Jessica is a regular as Jenny Lee in Call the Midwife, but she also played Emma Grayling in the 2013 Doctor Who adventure Hide—to my mind, the best story of Matt Smith's tenure—and she was brilliant as Verity Lambert in the fantastic Doctor Who docudrama, An Adventure in Space and Time.
There was therefore a slight tinge of disappointment at the end of the opening episode of this second series of Line of Duty, as Jessica's character DC Georgia Trotman (above left) plunged to her death, after being unceremoniously dumped out of a hospital window.
By then though, I was totally immersed in the unfolding story of DI Lindsay Denton, the drama's central character, who was seemingly being framed for involvement in an ambush, in which a number of fellow officers and a protected witness were killed.

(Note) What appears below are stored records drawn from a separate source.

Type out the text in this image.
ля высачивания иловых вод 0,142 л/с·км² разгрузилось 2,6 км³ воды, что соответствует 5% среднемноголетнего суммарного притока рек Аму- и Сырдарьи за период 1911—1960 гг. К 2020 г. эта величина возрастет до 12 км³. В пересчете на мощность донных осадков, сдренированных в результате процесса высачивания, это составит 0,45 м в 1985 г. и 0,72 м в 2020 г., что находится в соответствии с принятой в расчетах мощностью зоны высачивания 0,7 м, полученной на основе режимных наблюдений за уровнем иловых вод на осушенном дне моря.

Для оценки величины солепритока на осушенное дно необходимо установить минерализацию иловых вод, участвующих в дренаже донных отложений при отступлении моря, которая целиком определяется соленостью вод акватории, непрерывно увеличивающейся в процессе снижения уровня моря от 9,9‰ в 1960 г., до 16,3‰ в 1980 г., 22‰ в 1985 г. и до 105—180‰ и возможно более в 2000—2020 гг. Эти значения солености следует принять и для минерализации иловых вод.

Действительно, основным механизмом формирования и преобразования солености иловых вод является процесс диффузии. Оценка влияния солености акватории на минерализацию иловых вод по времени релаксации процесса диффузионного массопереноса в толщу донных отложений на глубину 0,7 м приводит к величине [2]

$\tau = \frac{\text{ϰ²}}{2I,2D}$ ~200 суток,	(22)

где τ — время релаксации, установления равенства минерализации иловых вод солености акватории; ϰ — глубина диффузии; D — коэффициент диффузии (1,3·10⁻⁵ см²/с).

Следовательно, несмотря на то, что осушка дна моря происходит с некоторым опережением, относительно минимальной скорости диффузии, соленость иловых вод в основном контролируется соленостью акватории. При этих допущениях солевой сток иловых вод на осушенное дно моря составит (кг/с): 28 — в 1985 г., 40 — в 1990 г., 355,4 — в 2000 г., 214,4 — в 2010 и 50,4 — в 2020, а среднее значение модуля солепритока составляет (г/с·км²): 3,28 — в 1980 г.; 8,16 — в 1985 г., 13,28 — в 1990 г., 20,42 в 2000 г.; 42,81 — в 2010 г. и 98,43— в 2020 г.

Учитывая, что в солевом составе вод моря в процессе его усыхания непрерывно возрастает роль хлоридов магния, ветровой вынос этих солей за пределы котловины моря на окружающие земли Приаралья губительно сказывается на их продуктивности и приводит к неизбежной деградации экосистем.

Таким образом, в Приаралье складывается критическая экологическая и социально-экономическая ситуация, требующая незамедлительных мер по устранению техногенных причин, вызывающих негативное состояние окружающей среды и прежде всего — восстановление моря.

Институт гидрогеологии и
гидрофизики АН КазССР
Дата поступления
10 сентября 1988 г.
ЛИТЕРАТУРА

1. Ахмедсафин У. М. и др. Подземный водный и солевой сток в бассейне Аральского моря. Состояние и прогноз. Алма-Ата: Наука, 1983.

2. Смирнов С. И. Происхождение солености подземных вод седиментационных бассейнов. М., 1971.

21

Over the weeks that followed, the occasionally confusing plot began to slowly unravel—or so I thought. The creation of tension was superbly realised, and Jed Mercurio's story and script were, for the most part, extremely well crafted, but what undoubtedly held the drama together was the performance of Keeley Hawes as Denton.
Keeley is a well-known face on television screens, with a whole host of successful roles to her credit, but I must admit I had never really watched many of the programmes in which she has appeared. That is an omission I might now have to correct, because her portrayal of Lindsay Denton was one of the most compelling pieces of acting I have ever seen.

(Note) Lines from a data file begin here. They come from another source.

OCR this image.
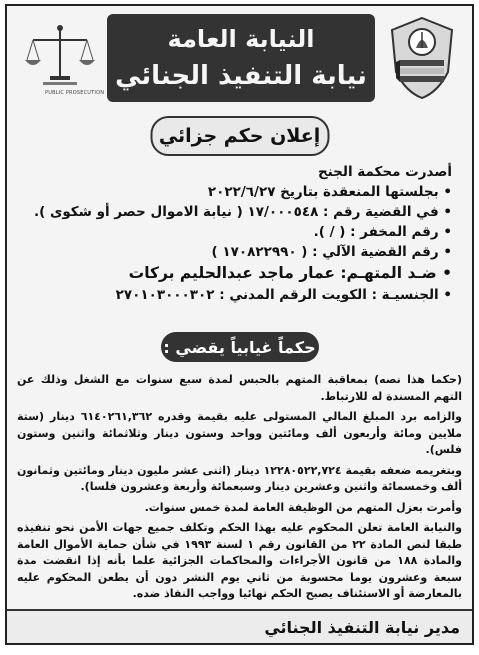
النيابة العامة
نيابة التنفيذ الجنائي
PUBLIC PROSECUTION
إعلان حكم جزائي
أصدرت محكمة الجنح
• بجلستها المنعقدة بتاريخ ٢٠٢٢/٦/٢٧
• في القضية رقم : ١٧/٠٠٠٥٤٨ ( نيابة الاموال حصر أو شكوى ).
• رقم المخفر : ( / ).
• رقم القضية الآلي : ( ١٧٠٨٢٢٩٩٠ )
• ضـد المتهـم: عمار ماجد عبدالحليم بركات
• الجنسيـة : الكويت الرقم المدني : ٢٧٠١٠٣٠٠٠٣٠٢
حكماً غيابياً يقضي :

(حكما هذا نصه) بمعاقبة المتهم بالحبس لمدة سبع سنوات مع الشغل وذلك عن التهم المسندة له للارتباط.

والزامه برد المبلغ المالي المستولى عليه بقيمة وقدره ٦١٤٠٢٦١,٣٦٢ دينار (ستة ملايين ومائة وأربعون ألف ومائتين وواحد وستون دينار وثلاثمائة واثنين وستون فلس).

وبتغريمه ضعفه بقيمة ١٢٢٨٠٥٢٢,٧٢٤ دينار (اثنى عشر مليون دينار ومائتين وثمانون ألف وخمسمائة واثنين وعشرين دينار وسبعمائة وأربعة وعشرون فلسا).

وأمرت بعزل المتهم من الوظيفة العامة لمدة خمس سنوات.

والنيابة العامة تعلن المحكوم عليه بهذا الحكم وتكلف جميع جهات الأمن نحو تنفيذه طبقا لنص المادة ٢٢ من القانون رقم ١ لسنة ١٩٩٣ في شأن حماية الأموال العامة والمادة ١٨٨ من قانون الأجراءات والمحاكمات الجزائية علما بأنه إذا انقضت مدة سبعة وعشرون يوما محسوبة من ثاني يوم النشر دون أن يطعن المحكوم عليه بالمعارضة أو الاستئناف يصبح الحكم نهائيا وواجب النفاذ ضده.

مدير نيابة التنفيذ الجنائي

Whenever you thought you'd started to understand Denton, the plot would develop and you'd find yourself questioning the assumptions you'd made, and all the way through, Keeley's acting skills, her body language and incredibly expressive eyes created a character that was totally believable, and capable of eliciting a wide range of emotions from the viewer.
Lindsay Denton: Hero, anti-hero, scapegoat, criminal... you'll have to watch and find out, because I'm not going to include any spoilers. But I will say that, as is often the case with such complex dramas, the ending is occasionally something of an anti-climax, although in this case, nothing can detract from the sublime skills displayed by Keeley Hawes.
Awards are surely coming her way, but the best news of all is that Keeley is due to appear as a villainous banker Ms Delphox in the next series of Doctor Who—and I for one can't wait!